W tym krótkim opisie już widzimy, że nazwa Chrystus nie oznacza tego znanego nam powszechnie człowieka, o którym mówi nam religia chrześcijańska - Jezusa Chrystusa. To zupełnie inny termin, inny poziom, i wykracza daleko poza znaną nam na Ziemi Misję Jezusa Chrystusa, który przychodząc już w Wyższego Pola Świadomości, jako Orafim, wprowadzał nam wyższą wiedzę i demonstrował, jak można przechodzić z pola na pole, jak na nowo je budować, zagospodarować, aby osiągnąć Świadomość Chrystusową. Budził nas na obecny Cykl Wniebowstąpienia, który już obecnie puka w drzwi naszej Planety Ziemi... i nie bez kozery, Jezus mówił nam:
- pukam w wasze drzwi... ale wy nie chcecie mi ich otworzyć. Mocno zamknęliście swoje drzwi. Człowiek jest nadal mocno zamknięty we własnej świątyni, ale tej, co się rządzi starymi prawami. Jezus zerwał stare przymierze. Nie wszyscy Go jednak dobrze zrozumieli.

Człowiek jest w punkcie, w którym ma szanse połączyć się z Wyższym Źródłem przez Wewnętrznego Chrystusa, ale trzeba Mu otworzyć drzwi, ponieważ inaczej nie dojdzie do Swojego Ojca, do Źródła Wszystkiego.

Kiedy zostaną połączone fale dźwiękowo-tonowe i zaprojektowane jako jeden komponent, który ma dostęp do pętli sprężenia zwrotnego mieszają się z zasilaniem ze Źródła... to jest Potrójny Płomień Założyciela, który jest Zasadą Chrystusa, Ton Kryształowej Gwiazdy. I czym płyniemy dalej w górę rzeki, tym mocniej czujemy połączenie ze źródłem i widzimy jego kryształowe wody... i czujemy moc tej wody.
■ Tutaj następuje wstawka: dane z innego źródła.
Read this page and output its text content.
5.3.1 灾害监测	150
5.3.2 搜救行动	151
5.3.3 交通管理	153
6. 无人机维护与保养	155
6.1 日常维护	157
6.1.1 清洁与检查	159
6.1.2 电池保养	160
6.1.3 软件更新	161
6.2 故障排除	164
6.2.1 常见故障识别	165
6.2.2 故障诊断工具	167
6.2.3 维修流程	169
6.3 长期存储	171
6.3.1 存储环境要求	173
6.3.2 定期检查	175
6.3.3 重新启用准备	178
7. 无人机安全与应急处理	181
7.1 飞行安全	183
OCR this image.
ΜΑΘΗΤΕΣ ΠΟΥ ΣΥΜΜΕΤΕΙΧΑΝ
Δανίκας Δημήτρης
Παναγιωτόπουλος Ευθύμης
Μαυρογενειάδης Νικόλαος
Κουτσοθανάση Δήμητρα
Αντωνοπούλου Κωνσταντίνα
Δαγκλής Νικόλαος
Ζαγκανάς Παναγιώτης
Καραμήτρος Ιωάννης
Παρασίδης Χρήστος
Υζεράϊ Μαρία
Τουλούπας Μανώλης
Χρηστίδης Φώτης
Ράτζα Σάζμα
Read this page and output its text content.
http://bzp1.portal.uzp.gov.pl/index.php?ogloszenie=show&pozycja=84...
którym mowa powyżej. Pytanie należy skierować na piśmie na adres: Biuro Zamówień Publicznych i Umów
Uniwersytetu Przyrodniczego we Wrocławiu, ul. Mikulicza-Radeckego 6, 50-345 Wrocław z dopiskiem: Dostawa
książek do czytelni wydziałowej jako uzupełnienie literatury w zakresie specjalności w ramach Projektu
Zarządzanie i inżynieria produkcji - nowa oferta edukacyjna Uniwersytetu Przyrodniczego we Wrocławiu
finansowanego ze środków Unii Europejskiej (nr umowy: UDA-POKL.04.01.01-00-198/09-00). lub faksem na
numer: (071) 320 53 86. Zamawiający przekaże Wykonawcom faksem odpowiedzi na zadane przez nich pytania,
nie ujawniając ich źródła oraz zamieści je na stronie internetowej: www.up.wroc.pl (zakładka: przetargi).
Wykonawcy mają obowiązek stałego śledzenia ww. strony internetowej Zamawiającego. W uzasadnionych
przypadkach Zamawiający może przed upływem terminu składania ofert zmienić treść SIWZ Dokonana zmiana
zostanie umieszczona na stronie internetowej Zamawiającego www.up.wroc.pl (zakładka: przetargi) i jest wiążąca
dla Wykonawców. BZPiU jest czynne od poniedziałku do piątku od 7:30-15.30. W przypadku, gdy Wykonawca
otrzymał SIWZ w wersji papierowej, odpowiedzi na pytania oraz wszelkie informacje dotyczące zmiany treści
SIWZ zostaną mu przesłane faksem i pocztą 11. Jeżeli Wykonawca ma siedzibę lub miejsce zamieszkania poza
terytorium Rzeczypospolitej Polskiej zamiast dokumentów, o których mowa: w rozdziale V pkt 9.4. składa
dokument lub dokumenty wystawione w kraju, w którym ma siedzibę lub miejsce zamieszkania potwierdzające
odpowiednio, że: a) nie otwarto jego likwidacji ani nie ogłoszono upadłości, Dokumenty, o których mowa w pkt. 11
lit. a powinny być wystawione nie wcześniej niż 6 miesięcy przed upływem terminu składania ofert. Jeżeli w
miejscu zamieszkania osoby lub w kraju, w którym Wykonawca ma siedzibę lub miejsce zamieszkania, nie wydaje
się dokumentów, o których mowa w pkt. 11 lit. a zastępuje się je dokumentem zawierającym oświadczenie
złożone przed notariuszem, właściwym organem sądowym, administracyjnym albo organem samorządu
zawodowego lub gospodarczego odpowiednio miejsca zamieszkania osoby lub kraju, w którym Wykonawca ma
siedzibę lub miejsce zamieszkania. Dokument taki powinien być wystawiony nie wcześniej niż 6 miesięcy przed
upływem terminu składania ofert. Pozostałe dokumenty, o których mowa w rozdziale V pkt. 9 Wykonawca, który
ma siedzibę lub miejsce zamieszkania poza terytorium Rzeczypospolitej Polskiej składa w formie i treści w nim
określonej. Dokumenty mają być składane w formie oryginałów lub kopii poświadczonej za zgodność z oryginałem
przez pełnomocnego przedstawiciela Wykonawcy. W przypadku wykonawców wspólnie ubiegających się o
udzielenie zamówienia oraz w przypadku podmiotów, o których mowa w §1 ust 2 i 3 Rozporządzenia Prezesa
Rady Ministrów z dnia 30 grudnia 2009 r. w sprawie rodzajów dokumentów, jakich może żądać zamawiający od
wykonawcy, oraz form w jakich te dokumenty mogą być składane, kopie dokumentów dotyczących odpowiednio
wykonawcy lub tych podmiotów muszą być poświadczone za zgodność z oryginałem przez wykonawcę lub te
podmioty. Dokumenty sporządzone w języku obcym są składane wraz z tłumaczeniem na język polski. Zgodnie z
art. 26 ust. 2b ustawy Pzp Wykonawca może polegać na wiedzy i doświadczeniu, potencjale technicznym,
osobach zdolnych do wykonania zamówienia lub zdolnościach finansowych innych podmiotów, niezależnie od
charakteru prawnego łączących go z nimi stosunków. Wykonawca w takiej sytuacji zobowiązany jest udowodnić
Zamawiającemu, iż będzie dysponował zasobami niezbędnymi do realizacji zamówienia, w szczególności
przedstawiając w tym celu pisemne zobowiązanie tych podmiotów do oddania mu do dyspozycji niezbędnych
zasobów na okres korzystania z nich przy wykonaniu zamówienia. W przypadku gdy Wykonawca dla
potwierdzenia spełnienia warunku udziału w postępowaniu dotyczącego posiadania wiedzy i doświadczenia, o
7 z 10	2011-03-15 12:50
To jest narodzenie się nowego człowieka, a narodziny na tym poziomie, zbliżają człowieka do Kosmicznej Świadomości Chrystusowej. To jest już poziom Złotego Zarodka, ostatni etap Wniebowstąpienia, człowiek zaczyna przygotowywać się do narodzin Złotego Dziecka - lub Kosmicznej Świadomości Chrystusowej.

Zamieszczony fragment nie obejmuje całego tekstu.